‘I think that if he does resurrect it, he will face serious resistance in the courts,’ a First Amendment expert said of Trump’s promises to build a new registry of Muslim immigrants and travelers.
WASHINGTON — President Barack Obama has dismantled an inactive anti-terrorism program in an apparent attempt to block the incoming administration from using it against Muslim immigrants and travelers in the United States.
One of President-elect Donald Trump’s most controversial moves during his campaign was his promise to build a registry of Muslims living in the United States, but a similar program to track immigrants and visitors has existed in the country for the past decade.
Established under President George W. Bush after the 9/11 terrorist attacks, the National Security Entry-Exit Registration System required men over 16 from 24 Muslim-majority countries and North Korea to register with the Department of Homeland Security upon entering the United States.

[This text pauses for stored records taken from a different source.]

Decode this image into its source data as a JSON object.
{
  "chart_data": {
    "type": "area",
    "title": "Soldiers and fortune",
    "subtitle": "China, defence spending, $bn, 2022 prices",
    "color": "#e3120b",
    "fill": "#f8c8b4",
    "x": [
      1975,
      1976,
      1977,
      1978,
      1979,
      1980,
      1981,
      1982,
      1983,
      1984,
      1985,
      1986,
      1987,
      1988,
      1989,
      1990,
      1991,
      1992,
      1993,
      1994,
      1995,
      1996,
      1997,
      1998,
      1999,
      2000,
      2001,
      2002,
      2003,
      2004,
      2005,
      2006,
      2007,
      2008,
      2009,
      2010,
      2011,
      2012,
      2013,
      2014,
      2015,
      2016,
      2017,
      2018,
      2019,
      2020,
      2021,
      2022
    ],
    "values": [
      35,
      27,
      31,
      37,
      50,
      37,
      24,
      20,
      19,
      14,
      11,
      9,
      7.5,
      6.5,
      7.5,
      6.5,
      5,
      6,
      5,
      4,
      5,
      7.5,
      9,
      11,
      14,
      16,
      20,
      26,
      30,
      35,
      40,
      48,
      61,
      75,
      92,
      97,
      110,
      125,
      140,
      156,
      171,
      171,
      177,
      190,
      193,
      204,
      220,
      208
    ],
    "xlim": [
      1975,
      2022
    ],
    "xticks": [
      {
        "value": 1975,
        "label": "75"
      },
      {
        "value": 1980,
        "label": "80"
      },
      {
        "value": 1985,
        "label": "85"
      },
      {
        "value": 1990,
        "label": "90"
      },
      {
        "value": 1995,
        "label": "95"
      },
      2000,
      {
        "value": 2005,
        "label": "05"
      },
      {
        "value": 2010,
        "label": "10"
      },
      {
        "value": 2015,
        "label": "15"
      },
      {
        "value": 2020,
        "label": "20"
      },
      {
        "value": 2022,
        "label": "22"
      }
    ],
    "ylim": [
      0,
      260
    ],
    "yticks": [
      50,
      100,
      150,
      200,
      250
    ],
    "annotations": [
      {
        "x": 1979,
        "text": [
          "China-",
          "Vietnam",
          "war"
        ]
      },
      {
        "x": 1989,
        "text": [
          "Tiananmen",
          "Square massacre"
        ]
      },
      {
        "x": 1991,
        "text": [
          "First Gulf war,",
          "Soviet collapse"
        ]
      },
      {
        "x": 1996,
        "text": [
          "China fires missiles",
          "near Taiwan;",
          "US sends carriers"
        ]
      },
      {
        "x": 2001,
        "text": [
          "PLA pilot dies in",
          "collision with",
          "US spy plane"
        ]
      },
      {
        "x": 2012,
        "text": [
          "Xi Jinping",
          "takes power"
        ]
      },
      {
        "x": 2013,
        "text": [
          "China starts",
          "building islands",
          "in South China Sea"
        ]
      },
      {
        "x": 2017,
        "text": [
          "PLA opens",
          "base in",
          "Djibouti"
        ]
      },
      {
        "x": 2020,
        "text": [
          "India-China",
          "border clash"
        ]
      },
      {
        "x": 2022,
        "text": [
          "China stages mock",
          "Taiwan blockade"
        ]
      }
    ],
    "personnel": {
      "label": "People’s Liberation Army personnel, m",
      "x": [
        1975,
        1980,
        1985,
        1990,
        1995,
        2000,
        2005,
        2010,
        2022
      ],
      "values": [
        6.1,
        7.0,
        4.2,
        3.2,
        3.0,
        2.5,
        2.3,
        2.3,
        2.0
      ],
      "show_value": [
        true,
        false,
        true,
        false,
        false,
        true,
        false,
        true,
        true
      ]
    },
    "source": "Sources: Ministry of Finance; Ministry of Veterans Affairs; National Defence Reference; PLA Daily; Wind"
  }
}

Under pressure from civil liberties activists and advocates for immigrants, DHS suspended NSEERs in May 2011. On Dec. 22, Obama acted to formally end the program.
“The Department of Homeland Security is removing outdated regulations pertaining to the National Security Entry-Exit Registration Systems (NSEERS) program, with an immediate effective date,” Neema Hakim, a DHS spokesperson, confirmed in an interview with CNN.
Despite tens of thousands of Muslim men being forced to register, Chris Rickerd, a representative of ACLU Washington’s Legislative Office, observed that not a single terrorist incident had been prevented by the program.
“The failed NSEERS program has rightly been suspended at long last, but not before it inflicted misery upon tens of thousands and weakened the United States’ commitment to the principles of equality and due process,” Rickerd noted in 2011 on the ACLU’s website.
Despite the apparent ineffectiveness of the program and Obama’s efforts to dismantle it, it is still possible that it could be resurrected in the future, as the Independent’s Ben Kentish noted on Dec. 23.
“Kris Kobach, the Kansas Secretary of State who is an adviser to Mr Trump and has been tipped for a job in the incoming administration, suggested [Trump’s Muslim registry] could be enacted by bringing back the NSEERS system the Obama team are now scrapping,” Kentish reported.
Jameel Jaffer, director of the Knight First Amendment Institute at Columbia University, praised Obama’s decision to end NSEERS in an interview on Wednesday with Democracy Now! He also suggested Trump would face stiff resistance if he tried to revive the program.
“I think that if he does resurrect it, he will face serious resistance, you know, in the courts,” he said, adding:
“I think that a registry that is directed at members of one religion, whether it’s directed at that religion expressly or just implicitly, will face constitutional scrutiny. And I think that I would be surprised if organizations like the ACLU and the Center for Constitutional Rights didn’t walk into court on day one and challenge that kind of thing.”
Even without NSEERS, though, Trump stands to inherit an expansive surveillance state, the powers of which expanded dramatically under Obama. In one recent development, non-citizens entering the United States are now asked to share their social media accounts with border officials. Jaffer suggested the program, which is currently voluntary, was unlikely to stop terrorists but could have a chilling effect on the freedom of speech of innocent people around the world.
“Somebody who thinks about criticizing American foreign policy in a tweet may now hesitate before doing it,” Jaffer said.
Trump’s transition team has already shown a particular interest in government programs designed to counter so-called “violent extremism,” by demanding to know the names of all officials involved. These programs have frequently been used against innocent Muslims and Muslim communities.
And whether or not Trump keeps his promises to target Muslims, the president-elect will have terrifying, largely unchecked surveillance powers which he could potentially use to track minorities or suppress dissenting voices in America.